Passage
`Or what man is of you, of whom, if his son may ask a loaf--a stone will he present to him?
`Or what man is of you, of whom, if his son may ask a loaf--a stone will he present to him?
Matthew 7:7 `Ask, and it shall be given to you; seek, and ye shall find; knock, and it shall be opened to you;
Matthew 7:8 for every one who is asking doth receive, and he who is seeking doth find, and to him who is knocking it shall be opened.
Matthew 7:9 `Or what man is of you, of whom, if his son may ask a loaf--a stone will he present to him?
Matthew 7:10 and if a fish he may ask--a serpent will he present to him?
Matthew 7:11 if, therefore, ye being evil, have known good gifts to give to your children, how much more shall your Father who <FI>is<Fi> in the heavens give good things to those asking him?
The verse centers on "loaf--a", "stone", and "present". It is saying that the verse draws attention to "loaf--a" and "stone", so its meaning should be read from those terms before moving to application.

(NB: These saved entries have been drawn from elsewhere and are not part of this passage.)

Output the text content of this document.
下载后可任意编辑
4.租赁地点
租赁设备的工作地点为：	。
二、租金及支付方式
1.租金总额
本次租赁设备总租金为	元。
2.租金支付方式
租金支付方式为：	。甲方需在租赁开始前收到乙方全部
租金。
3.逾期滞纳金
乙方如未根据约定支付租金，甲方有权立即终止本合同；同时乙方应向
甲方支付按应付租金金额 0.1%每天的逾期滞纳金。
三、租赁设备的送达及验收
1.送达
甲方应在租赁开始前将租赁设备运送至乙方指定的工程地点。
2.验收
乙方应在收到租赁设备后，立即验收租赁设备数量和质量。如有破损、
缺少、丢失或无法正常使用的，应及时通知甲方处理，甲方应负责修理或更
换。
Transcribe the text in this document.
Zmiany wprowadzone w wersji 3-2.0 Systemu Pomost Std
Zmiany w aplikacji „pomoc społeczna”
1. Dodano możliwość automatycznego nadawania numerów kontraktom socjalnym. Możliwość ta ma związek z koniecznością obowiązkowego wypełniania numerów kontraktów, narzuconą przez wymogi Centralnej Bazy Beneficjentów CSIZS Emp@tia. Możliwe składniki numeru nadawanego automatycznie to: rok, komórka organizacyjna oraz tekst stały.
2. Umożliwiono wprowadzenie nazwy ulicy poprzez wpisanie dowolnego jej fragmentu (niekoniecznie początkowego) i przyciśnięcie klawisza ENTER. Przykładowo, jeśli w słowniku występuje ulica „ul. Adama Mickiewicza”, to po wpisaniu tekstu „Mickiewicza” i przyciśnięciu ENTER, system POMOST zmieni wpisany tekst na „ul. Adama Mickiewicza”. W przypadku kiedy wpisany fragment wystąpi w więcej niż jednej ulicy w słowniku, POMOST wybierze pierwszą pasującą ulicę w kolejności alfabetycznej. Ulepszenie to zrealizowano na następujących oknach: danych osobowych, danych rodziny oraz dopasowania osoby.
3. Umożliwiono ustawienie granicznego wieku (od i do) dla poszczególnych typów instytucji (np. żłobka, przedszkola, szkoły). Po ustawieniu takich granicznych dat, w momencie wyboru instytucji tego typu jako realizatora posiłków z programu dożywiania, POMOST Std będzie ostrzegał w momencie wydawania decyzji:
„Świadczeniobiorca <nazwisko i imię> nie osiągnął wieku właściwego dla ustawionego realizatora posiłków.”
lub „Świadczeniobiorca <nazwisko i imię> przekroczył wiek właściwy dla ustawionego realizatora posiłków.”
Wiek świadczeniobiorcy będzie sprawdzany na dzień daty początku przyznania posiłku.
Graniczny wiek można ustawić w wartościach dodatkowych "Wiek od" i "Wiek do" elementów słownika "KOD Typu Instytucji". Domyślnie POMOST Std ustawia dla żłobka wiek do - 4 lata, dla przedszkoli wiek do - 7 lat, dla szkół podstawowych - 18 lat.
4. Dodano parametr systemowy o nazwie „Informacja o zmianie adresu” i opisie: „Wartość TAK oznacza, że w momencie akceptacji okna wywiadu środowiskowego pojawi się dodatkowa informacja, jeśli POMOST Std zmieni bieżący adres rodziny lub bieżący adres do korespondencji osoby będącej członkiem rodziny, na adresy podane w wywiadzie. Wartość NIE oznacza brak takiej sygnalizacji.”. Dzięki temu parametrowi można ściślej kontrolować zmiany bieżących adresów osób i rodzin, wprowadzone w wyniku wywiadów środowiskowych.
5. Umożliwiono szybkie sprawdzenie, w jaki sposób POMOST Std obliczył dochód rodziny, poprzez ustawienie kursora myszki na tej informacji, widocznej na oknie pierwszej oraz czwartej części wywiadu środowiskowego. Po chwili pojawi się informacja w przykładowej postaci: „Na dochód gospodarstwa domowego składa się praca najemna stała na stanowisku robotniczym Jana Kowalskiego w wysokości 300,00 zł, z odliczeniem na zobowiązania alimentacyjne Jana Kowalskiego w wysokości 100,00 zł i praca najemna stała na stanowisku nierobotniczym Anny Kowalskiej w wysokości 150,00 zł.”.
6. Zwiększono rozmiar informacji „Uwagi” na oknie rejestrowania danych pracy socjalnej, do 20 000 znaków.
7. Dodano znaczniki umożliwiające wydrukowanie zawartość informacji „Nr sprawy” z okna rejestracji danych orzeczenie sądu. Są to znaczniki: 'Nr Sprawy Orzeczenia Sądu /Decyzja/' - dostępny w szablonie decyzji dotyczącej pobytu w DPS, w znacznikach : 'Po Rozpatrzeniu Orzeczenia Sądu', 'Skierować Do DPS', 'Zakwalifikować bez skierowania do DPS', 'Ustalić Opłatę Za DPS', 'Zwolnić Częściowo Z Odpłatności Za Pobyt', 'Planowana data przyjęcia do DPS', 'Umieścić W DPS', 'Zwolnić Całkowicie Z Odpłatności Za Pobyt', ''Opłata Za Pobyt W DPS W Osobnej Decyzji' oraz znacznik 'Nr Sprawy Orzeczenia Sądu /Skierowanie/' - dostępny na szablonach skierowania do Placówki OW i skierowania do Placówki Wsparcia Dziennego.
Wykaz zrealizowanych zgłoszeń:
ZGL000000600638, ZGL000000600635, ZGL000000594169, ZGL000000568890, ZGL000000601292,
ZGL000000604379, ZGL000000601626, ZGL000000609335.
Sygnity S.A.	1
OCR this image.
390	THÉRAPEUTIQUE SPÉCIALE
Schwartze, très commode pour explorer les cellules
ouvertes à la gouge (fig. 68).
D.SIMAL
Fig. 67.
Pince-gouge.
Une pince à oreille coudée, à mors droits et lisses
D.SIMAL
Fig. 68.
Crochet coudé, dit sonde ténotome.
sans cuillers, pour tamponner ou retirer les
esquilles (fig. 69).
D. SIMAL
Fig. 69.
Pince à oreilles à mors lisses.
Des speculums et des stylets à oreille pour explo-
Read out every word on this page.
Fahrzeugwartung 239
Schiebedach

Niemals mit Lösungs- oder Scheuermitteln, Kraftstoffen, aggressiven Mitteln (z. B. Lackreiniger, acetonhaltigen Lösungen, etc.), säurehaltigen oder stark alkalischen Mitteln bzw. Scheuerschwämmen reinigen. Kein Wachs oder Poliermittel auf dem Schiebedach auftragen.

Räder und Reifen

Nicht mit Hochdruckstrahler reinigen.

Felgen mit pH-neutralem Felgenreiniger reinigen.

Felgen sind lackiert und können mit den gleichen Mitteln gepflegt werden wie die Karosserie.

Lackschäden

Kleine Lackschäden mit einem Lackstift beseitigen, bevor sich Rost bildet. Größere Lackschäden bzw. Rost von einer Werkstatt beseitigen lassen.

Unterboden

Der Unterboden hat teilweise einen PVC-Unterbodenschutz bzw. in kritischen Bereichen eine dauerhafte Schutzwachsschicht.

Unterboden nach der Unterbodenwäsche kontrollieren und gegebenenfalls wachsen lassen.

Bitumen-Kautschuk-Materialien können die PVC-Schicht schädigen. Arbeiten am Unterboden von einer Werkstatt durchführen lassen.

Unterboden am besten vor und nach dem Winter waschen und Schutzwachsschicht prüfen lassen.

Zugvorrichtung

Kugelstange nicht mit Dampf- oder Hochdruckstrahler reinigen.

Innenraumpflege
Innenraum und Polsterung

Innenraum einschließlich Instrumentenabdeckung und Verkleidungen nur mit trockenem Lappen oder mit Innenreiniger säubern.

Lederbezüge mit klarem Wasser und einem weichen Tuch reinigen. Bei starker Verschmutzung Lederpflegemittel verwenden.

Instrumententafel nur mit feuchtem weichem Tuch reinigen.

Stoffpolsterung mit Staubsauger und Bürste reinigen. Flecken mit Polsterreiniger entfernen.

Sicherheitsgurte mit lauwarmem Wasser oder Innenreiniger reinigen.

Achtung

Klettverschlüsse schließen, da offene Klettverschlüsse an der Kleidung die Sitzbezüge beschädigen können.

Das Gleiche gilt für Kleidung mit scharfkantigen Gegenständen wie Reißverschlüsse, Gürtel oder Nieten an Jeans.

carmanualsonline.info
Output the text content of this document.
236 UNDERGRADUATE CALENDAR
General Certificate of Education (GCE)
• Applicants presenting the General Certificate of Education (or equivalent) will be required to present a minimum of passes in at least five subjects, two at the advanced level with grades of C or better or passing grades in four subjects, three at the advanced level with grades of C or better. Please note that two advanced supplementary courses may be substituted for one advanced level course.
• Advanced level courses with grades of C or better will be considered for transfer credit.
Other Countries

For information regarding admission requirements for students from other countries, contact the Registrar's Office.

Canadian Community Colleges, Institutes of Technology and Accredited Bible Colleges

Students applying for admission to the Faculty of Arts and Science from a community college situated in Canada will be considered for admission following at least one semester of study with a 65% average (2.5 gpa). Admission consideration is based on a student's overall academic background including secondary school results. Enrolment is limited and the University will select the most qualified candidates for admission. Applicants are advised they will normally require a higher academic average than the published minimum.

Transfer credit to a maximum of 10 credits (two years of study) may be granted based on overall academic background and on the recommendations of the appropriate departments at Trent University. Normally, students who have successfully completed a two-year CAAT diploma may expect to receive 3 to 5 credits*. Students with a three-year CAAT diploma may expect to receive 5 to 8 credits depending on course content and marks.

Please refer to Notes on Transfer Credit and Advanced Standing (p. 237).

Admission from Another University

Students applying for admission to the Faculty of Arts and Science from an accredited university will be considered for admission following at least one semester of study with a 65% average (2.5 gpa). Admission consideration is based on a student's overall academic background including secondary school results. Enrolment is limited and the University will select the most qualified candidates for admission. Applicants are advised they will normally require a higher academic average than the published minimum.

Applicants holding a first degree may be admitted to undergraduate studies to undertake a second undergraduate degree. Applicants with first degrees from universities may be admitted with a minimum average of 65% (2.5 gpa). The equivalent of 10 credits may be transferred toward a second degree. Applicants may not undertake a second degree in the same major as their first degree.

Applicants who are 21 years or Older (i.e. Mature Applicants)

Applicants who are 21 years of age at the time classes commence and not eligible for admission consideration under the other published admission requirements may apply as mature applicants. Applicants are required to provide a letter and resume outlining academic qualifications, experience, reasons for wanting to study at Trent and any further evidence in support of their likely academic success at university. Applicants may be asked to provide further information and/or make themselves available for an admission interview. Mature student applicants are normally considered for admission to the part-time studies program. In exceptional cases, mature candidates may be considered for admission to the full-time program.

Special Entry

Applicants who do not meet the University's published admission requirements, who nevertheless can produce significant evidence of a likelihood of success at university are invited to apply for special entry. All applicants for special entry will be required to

The nearby context moves from verse 8's "for every one who is asking doth..." into verse 10's "and if a fish he may ask--a...", so "loaf--a" and "stone" belong inside that flow. In Matthew context, the local focus is Christ, faith, and discipleship.
A plain takeaway is to answer the verse's own emphasis on "loaf--a" and "stone" with trust shaped by these words, not by a vague optimism outside the passage.